Behind The Paper - Widefield Acoustics Heuristic
In April 2025, after two years of persistent effort and many failed attempts, I finally had a working proof: it was possible to record ultrasounds on a microcontroller. The first prototype of BATSY4-Pro, a multichannel bat recorder built on a Teensy 4.1, was alive. This was no small feat—I had struggled for two years to implement I2S audio at 192 kHz. There was no successful example of multichannel ultrasound recording on an MCU in the open-source world, and almost everyone told me it was probably not possible.
With this breakthrough, I could finally build lightweight microphone arrays and deploy them in the field for behavioural studies. But one question lingered: how accurate are these localisations, anyway? With my earlier 4-channel array, I used the data mainly to support my responsivity framework. Localisation accuracy was never the focus—I used the standard approach of discarding improbable data points and assuming the rest were “good enough.” There was no easy way to cross-check.
Then came the flip in thinking: instead of calculating accuracy after building an array, why not predict accuracy before building it? Wouldn’t it be better to know what a configuration can deliver before investing time and effort?
Read the Article: Widefield acoustics heuristic: advancing microphone array design for accurate spatial tracking of echolocating bats
The project idea was born. To my surprise, I already had most of the building blocks in place. Years of tinkering with synthetic signals, wave propagation, and acoustic simulations—often just weekend boredom projects—suddenly made sense.
There is no such thing as useless curiosity.
The premise was simple: generate a bat call, calculate its travel time to each microphone (including attenuation), reconstruct the received signals with precise delays, and run a localisation algorithm to estimate the source. Compare the estimate with the true source position, and repeat the process systematically across 3D space. The result? Accuracy maps showing where localisation would be reliable. Change the geometry, repeat the tests, and you have a toolkit to design arrays based on desired accuracy rather than trial and error.

At first, I dismissed the idea as too trivial. Surely this is just another GitHub repo no one will notice, I thought. That doubt—the belief that simple solutions must be worthless—is something I fight in every project. When a problem is solved and the solution is obvious, it feels like looking through a clear glass: anyone could have seen it! But I kept digging.
I realised this could matter for field research. Building and deploying arrays is already difficult. Without a way to evaluate localisation accuracy, why even bother recording multichannel data? This felt worth pursuing.
By mid-May, I was nearly finished with my doctoral thesis, ready to submit in a few weeks. It was the perfect moment to dive into something new. Summer was around the corner, BATSY work was in full swing, and within weeks the code matured into the Array WAH toolkit. The first draft went online as a preprint on bioRxiv.
The response surprised me. People were interested. Engagement was better than I expected.
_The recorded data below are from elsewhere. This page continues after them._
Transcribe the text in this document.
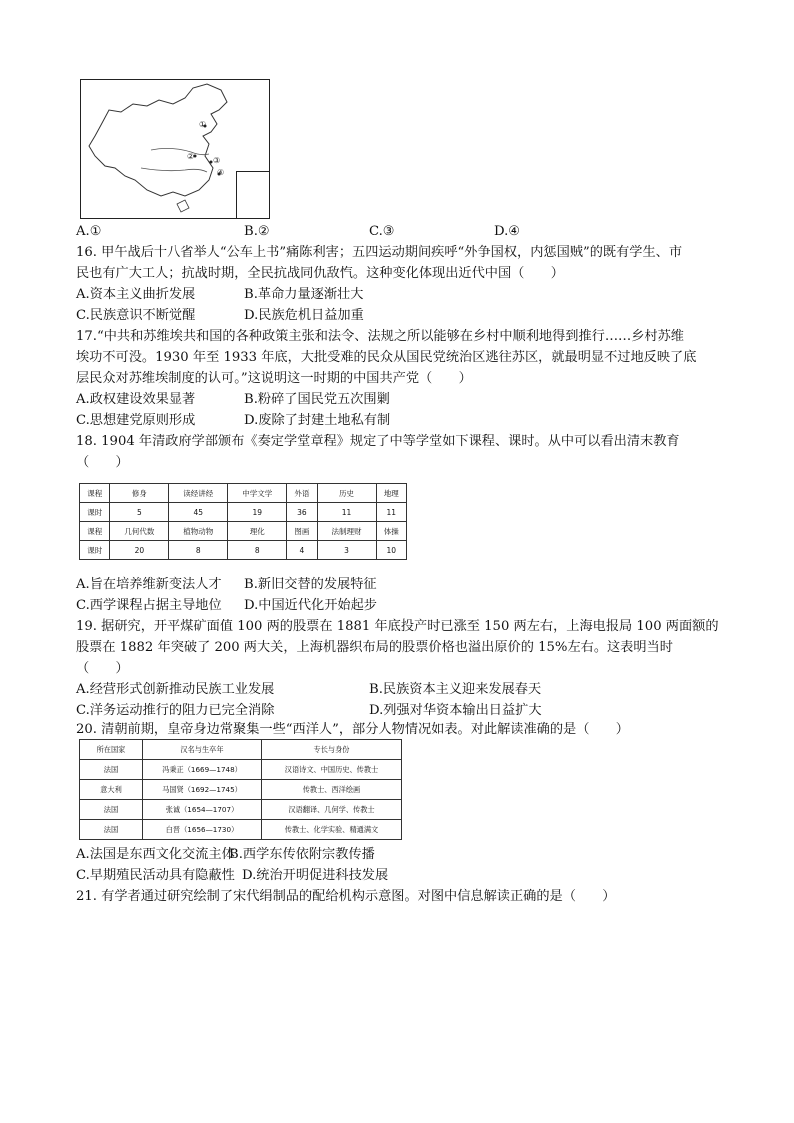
①
② ③
④
A.①	B.②	C.③	D.④
16. 甲午战后十八省举人“公车上书”痛陈利害；五四运动期间疾呼“外争国权，内惩国贼”的既有学生、市
民也有广大工人；抗战时期，全民抗战同仇敌忾。这种变化体现出近代中国（　　）
A.资本主义曲折发展	B.革命力量逐渐壮大
C.民族意识不断觉醒	D.民族危机日益加重
17.“中共和苏维埃共和国的各种政策主张和法令、法规之所以能够在乡村中顺利地得到推行……乡村苏维
埃功不可没。1930 年至 1933 年底，大批受难的民众从国民党统治区逃往苏区，就最明显不过地反映了底
层民众对苏维埃制度的认可。”这说明这一时期的中国共产党（　　）
A.政权建设效果显著	B.粉碎了国民党五次围剿
C.思想建党原则形成	D.废除了封建土地私有制
18. 1904 年清政府学部颁布《奏定学堂章程》规定了中等学堂如下课程、课时。从中可以看出清末教育
（　　）
课程	修身	读经讲经	中学文学	外语	历史	地理
课时	5	45	19	36	11	11
课程	几何代数	植物动物	理化	图画	法制理财	体操
课时	20	8	8	4	3	10
A.旨在培养维新变法人才 B.新旧交替的发展特征
C.西学课程占据主导地位 D.中国近代化开始起步
19. 据研究，开平煤矿面值 100 两的股票在 1881 年底投产时已涨至 150 两左右，上海电报局 100 两面额的
股票在 1882 年突破了 200 两大关，上海机器织布局的股票价格也溢出原价的 15%左右。这表明当时
（　　）
A.经营形式创新推动民族工业发展	B.民族资本主义迎来发展春天
C.洋务运动推行的阻力已完全消除	D.列强对华资本输出日益扩大
20. 清朝前期，皇帝身边常聚集一些“西洋人”，部分人物情况如表。对此解读准确的是（　　）
所在国家	汉名与生卒年	专长与身份
法国	冯秉正（1669—1748）	汉语诗文、中国历史、传教士
意大利	马国贤（1692—1745）	传教士、西洋绘画
法国	张诚（1654—1707）	汉语翻译、几何学、传教士
法国	白晋（1656—1730）	传教士、化学实验、精通满文
A.法国是东西文化交流主体
B.西学东传依附宗教传播
C.早期殖民活动具有隐蔽性 D.统治开明促进科技发展
21. 有学者通过研究绘制了宋代绢制品的配给机构示意图。对图中信息解读正确的是（　　）
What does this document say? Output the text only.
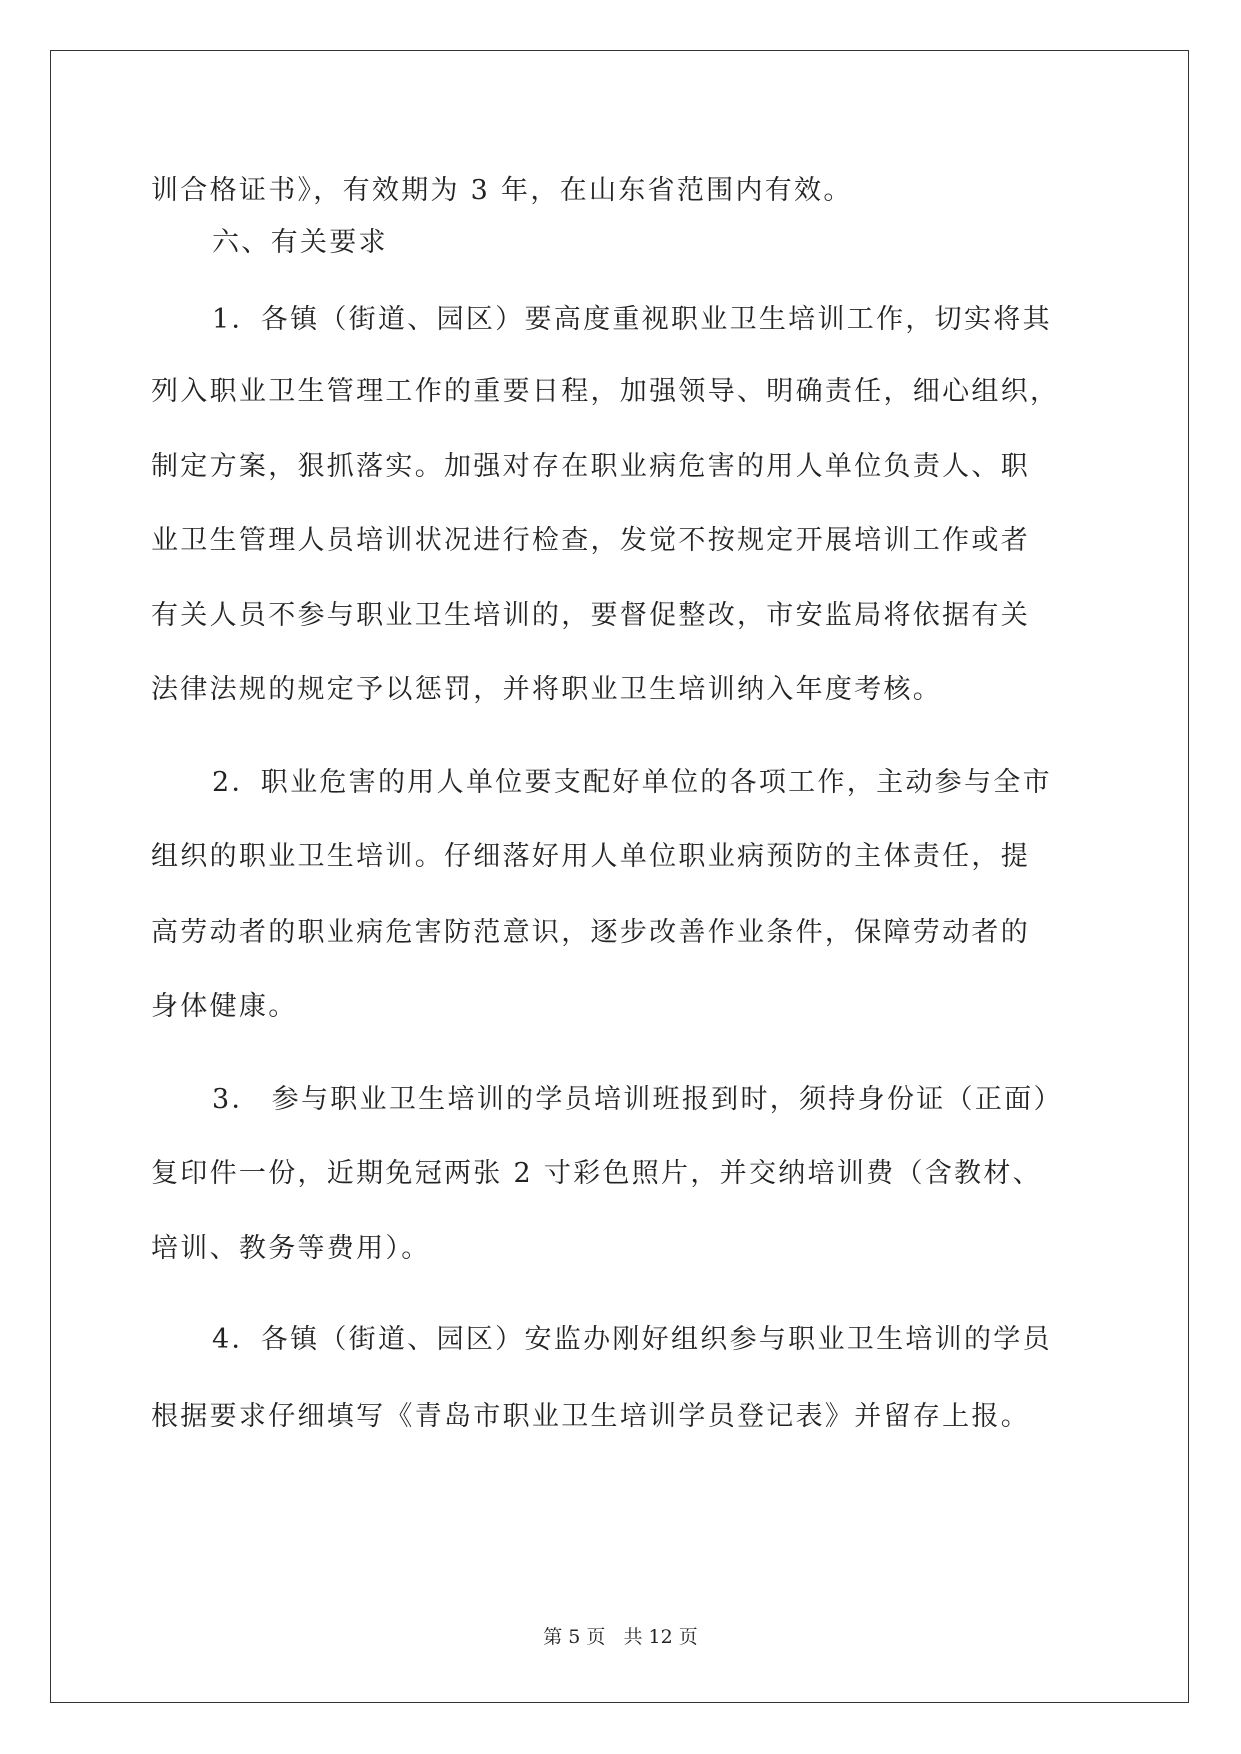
训合格证书》，有效期为 3 年，在山东省范围内有效。
六、有关要求
1．各镇（街道、园区）要高度重视职业卫生培训工作，切实将其
列入职业卫生管理工作的重要日程，加强领导、明确责任，细心组织，
制定方案，狠抓落实。加强对存在职业病危害的用人单位负责人、职
业卫生管理人员培训状况进行检查，发觉不按规定开展培训工作或者
有关人员不参与职业卫生培训的，要督促整改，市安监局将依据有关
法律法规的规定予以惩罚，并将职业卫生培训纳入年度考核。
2．职业危害的用人单位要支配好单位的各项工作，主动参与全市
组织的职业卫生培训。仔细落好用人单位职业病预防的主体责任，提
高劳动者的职业病危害防范意识，逐步改善作业条件，保障劳动者的
身体健康。
3． 参与职业卫生培训的学员培训班报到时，须持身份证（正面）
复印件一份，近期免冠两张 2 寸彩色照片，并交纳培训费（含教材、
培训、教务等费用）。
4．各镇（街道、园区）安监办刚好组织参与职业卫生培训的学员
根据要求仔细填写《青岛市职业卫生培训学员登记表》并留存上报。
第 5 页 共 12 页
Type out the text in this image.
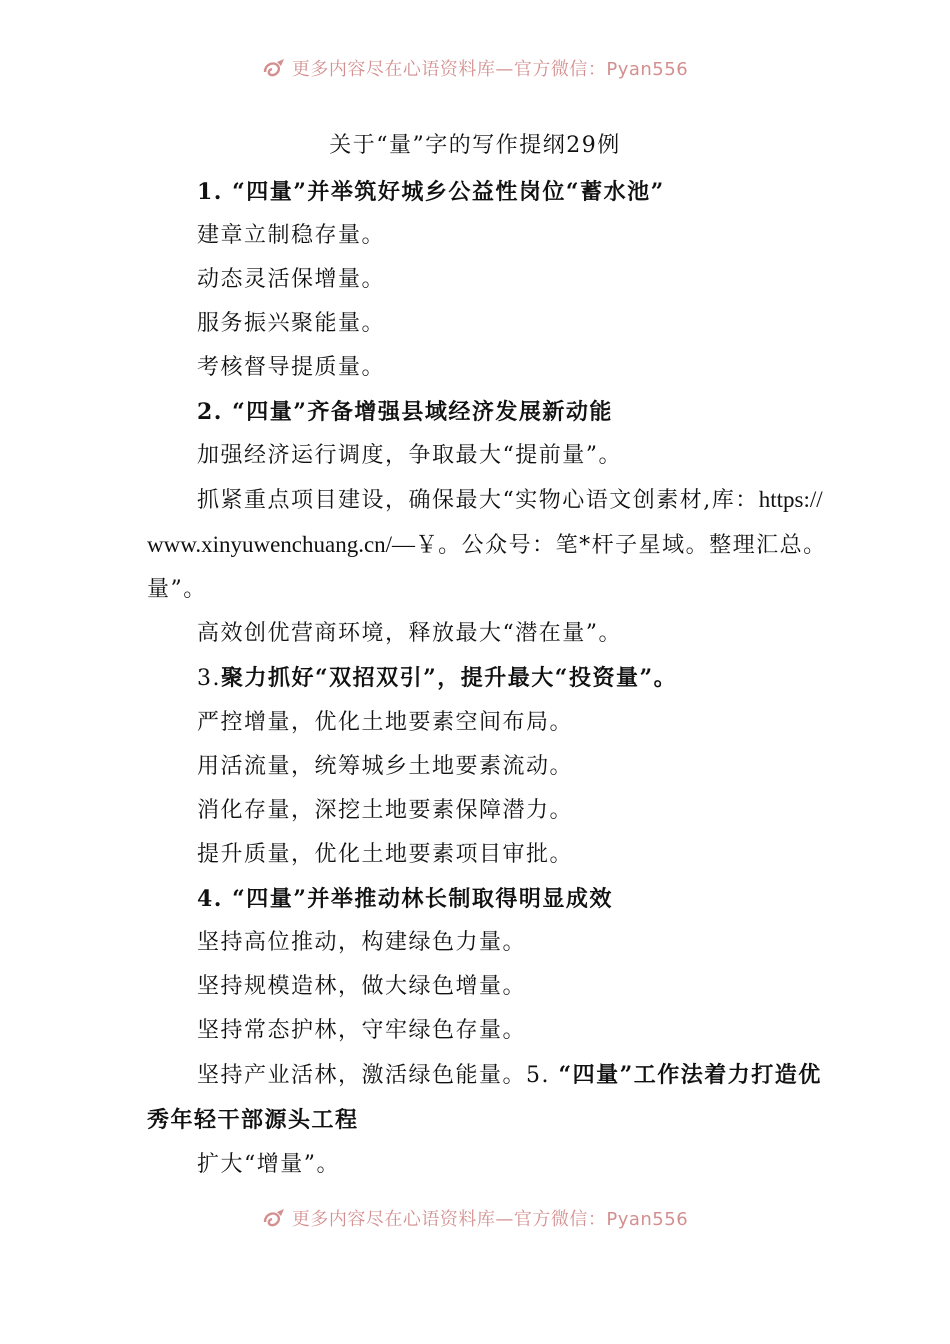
更多内容尽在心语资料库—官方微信：Pyan556
关于“量”字的写作提纲29例
1. “四量”并举筑好城乡公益性岗位“蓄水池”
建章立制稳存量。
动态灵活保增量。
服务振兴聚能量。
考核督导提质量。
2. “四量”齐备增强县域经济发展新动能
加强经济运行调度，争取最大“提前量”。
抓紧重点项目建设，确保最大“实物心语文创素材,库：https://www.xinyuwenchuang.cn/—￥。公众号：笔*杆子星域。整理汇总。量”。
高效创优营商环境，释放最大“潜在量”。
3.聚力抓好“双招双引”，提升最大“投资量”。
严控增量，优化土地要素空间布局。
用活流量，统筹城乡土地要素流动。
消化存量，深挖土地要素保障潜力。
提升质量，优化土地要素项目审批。
4. “四量”并举推动林长制取得明显成效
坚持高位推动，构建绿色力量。
坚持规模造林，做大绿色增量。
坚持常态护林，守牢绿色存量。
坚持产业活林，激活绿色能量。5. “四量”工作法着力打造优秀年轻干部源头工程
扩大“增量”。
更多内容尽在心语资料库—官方微信：Pyan556
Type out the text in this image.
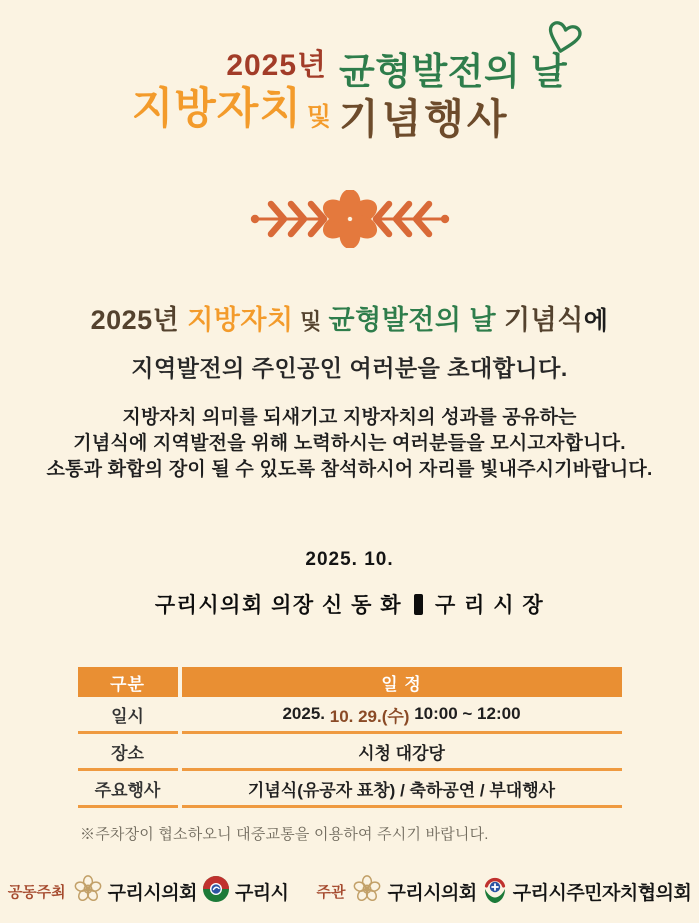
2025년
지방자치 및
균형발전의 날
기념행사
2025년 지방자치 및 균형발전의 날 기념식에
지역발전의 주인공인 여러분을 초대합니다.
지방자치 의미를 되새기고 지방자치의 성과를 공유하는
기념식에 지역발전을 위해 노력하시는 여러분들을 모시고자합니다.
소통과 화합의 장이 될 수 있도록 참석하시어 자리를 빛내주시기바랍니다.
2025. 10.
구리시의회 의장 신 동 화 구 리 시 장
구분	일 정
일시	2025. 10. 29.(수) 10:00 ~ 12:00
장소	시청 대강당
주요행사	기념식(유공자 표창) / 축하공연 / 부대행사
※주차장이 협소하오니 대중교통을 이용하여 주시기 바랍니다.
공동주최 구리시의회 구리시 주관 구리시의회 구리시주민자치협의회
Within weeks, I received more than 25 journal invitations—almost all of them predatory, of course, but flattering nonetheless. Despite the noise, I saw enough value in the work to submit it properly.
BMC Ecology and Evolution turned out to be the right home. The first reviews were encouraging, with constructive feedback that pushed me to expand the toolkit to include CF call types and explore the sources of localisation error more thoroughly. The revision improved the scope and clarity.
The editorial and production teams were efficient and supportive. The paper was accepted, the code was updated with the manuscript, and soon it was out in the world.
Today, a few hundred readers have already accessed the paper, and the codebase has been downloaded and tested by others. It feels good knowing that something I built might actually be useful.
So, what’s next? I have several projects underway, but one idea excites me: turning the Array WAH concept around once more—what if we could generate an array geometry given a required accuracy map? That sounds like the perfect challenge for the coming winter months.